Google Universal Analytics also provides a solution to the issue of missing search keyword data by giving marketers additional insight into the visitor behavior and interaction on the website. If the goal is insight about the visitor Universal Analytics will give you plenty. Marketers are still able to see the source and medium of the visitors to their web pages. Also, you can see which page they landed on (for which, organically, there could only be a handful of potential keywords that cause each page to display in the SERPS). Looking even deeper you are able to gain an understanding of the rest of the interaction that visitor had on your site.
Finally we will cover why (very much like your ability to generate great content and rank in the search engines) Call Tracking for SEO is not dead because of Google’s change. If your business relies on the phone, then understanding what drives calls is paramount to your marketing efforts. Does missing out on the keyword make that a little harder? Sure it does. However, Ifbyphone’s call tracking customers get so much more than simply what keyword drove a phone call from our platform. Aside from knowing which search engine is driving calls to your business, you can also see which page the visitor first landed on before they called, and with our Universal Analytics integration you’re able to tie call data to all the event and visitor data Google has captured for the caller.
Let’s also remember that the ability to attribute online visitor data to calls is great but, the ability to tie sales and revenue data from your CRM to calls answered by your sales agents “offline” is the most accurate representation of ROI for most businesses. Ifbyphone’s call tracking technology allows our customers to capture and attribute unique information about each caller and pass that data between systems along with the source of the visit.
It has been said many times since word broke about this impending change that the online marketing world as we have come to know it will be changed forever.
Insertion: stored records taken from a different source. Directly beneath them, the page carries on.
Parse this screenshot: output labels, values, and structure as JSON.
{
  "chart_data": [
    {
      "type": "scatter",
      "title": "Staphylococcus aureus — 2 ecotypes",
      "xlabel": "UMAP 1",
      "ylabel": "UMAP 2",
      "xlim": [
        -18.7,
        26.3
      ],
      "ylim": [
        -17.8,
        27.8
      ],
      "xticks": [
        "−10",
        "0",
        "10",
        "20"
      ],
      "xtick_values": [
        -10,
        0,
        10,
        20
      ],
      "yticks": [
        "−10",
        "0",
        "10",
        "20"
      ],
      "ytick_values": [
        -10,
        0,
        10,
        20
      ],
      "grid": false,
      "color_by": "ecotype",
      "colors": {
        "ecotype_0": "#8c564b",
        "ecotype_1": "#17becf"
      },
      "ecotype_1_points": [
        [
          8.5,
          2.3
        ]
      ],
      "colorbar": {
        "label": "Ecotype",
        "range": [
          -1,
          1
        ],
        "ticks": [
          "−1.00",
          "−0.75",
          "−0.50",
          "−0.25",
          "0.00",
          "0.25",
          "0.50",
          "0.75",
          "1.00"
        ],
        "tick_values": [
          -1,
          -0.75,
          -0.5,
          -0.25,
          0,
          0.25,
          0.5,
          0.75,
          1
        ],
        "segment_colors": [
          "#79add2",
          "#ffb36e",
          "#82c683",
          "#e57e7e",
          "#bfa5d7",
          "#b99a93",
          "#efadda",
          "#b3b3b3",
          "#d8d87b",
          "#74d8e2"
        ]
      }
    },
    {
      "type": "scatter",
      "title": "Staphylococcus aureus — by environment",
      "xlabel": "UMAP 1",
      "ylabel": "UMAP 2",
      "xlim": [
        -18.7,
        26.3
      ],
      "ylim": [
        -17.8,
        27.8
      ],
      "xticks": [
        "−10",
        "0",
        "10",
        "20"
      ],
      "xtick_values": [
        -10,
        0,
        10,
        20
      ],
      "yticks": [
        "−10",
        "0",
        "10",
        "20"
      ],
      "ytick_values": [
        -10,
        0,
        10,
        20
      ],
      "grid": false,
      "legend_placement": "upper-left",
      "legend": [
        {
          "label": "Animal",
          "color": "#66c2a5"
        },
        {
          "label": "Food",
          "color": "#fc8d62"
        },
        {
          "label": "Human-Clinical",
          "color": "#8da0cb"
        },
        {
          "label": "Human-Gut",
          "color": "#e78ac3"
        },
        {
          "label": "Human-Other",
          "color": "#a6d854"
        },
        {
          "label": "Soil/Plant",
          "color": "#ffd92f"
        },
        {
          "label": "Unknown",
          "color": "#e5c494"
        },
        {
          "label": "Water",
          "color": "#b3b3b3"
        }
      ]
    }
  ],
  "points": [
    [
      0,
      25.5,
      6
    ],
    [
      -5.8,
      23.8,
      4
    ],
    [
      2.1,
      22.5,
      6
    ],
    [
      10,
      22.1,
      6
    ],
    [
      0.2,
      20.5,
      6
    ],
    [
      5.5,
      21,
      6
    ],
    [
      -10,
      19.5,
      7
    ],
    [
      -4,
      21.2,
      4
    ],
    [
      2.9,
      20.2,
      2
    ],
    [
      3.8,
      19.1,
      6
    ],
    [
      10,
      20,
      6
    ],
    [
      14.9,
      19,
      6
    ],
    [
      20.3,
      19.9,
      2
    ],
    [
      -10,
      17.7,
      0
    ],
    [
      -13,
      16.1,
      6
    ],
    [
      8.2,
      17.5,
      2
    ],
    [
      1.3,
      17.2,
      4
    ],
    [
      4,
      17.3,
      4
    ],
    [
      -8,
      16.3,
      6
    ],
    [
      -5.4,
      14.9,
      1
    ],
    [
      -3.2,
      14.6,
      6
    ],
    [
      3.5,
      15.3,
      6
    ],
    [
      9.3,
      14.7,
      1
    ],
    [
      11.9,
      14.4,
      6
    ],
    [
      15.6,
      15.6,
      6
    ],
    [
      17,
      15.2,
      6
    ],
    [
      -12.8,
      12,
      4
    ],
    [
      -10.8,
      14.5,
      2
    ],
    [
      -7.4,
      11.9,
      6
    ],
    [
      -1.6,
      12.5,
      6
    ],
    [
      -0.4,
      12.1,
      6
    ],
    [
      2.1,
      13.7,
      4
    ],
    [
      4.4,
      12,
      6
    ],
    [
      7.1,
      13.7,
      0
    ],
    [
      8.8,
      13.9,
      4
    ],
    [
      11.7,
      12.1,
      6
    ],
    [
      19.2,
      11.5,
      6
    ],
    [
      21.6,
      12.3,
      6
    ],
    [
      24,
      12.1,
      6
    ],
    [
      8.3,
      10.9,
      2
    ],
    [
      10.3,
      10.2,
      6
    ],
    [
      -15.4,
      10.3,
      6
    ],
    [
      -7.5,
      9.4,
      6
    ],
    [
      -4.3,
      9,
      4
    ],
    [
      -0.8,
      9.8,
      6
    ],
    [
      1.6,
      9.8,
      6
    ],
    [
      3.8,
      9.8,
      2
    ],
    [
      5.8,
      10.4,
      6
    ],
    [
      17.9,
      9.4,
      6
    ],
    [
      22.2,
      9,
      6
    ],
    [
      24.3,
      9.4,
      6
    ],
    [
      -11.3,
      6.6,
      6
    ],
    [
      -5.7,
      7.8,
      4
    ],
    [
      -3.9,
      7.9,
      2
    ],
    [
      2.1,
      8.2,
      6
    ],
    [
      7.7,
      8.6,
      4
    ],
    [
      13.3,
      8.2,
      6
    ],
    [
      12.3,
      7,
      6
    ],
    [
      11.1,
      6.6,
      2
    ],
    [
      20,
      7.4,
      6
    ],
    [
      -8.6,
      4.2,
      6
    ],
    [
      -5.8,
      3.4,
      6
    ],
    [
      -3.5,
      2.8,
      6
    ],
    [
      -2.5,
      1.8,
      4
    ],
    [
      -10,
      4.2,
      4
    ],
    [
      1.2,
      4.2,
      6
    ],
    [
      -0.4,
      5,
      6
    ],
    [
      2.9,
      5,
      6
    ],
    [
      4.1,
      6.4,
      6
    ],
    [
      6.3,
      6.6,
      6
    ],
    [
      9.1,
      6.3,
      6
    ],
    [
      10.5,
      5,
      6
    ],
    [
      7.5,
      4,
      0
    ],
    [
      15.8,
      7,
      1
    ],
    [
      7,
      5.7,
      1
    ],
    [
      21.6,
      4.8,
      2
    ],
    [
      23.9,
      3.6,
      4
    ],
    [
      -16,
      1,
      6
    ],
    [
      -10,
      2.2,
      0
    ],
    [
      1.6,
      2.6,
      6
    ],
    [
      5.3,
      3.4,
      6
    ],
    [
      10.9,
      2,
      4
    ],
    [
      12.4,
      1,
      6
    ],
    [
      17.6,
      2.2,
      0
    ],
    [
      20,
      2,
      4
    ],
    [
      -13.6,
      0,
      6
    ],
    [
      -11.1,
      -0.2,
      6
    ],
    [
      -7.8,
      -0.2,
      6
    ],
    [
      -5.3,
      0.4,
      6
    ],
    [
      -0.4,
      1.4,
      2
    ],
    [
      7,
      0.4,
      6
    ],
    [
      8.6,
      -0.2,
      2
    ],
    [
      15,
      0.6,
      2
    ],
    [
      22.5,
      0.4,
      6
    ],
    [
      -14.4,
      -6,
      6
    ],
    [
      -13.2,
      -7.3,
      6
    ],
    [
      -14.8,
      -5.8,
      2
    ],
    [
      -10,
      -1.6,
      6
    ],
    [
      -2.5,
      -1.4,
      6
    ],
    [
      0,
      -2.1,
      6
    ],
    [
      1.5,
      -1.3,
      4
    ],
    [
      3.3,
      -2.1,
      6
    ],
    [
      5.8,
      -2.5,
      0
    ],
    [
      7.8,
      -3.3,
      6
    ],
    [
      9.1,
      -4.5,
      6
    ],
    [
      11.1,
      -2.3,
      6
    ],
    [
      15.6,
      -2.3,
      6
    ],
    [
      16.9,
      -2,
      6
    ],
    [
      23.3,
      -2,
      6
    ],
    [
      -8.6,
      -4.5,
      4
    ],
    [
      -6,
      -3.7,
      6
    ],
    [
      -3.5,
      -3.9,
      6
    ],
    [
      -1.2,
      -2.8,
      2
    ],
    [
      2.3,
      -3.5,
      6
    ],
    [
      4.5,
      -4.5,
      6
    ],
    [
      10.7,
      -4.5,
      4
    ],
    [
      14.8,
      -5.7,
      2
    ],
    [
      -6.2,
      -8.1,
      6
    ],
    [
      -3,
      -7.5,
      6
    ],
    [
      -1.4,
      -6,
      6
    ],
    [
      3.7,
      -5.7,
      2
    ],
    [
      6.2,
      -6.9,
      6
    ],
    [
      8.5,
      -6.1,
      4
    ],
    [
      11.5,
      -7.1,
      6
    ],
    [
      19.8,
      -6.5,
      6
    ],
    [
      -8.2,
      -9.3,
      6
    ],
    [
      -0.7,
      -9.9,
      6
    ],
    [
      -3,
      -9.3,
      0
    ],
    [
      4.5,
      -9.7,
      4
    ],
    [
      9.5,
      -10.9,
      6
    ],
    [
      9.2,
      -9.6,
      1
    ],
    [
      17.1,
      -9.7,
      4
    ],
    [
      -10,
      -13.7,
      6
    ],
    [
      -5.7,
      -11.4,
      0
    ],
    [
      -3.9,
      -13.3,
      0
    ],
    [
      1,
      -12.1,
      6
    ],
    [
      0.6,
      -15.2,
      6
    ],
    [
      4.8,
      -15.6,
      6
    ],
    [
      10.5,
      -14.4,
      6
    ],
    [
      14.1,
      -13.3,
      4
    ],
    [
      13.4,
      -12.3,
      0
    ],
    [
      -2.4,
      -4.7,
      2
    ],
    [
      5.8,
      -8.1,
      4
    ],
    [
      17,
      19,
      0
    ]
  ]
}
These are just some of the ways we’ve found to get back the attribution and insight we have become accustomed to and the online marketing community is hard at work trying to identify even more creative ways to get us closer to where we used to be. What has been your experience with the Secure Search changes? How has your traffic been impacted? Do you have any interesting things you’re doing to reconcile your increasingly scarce organic search data? Let us know in the comments.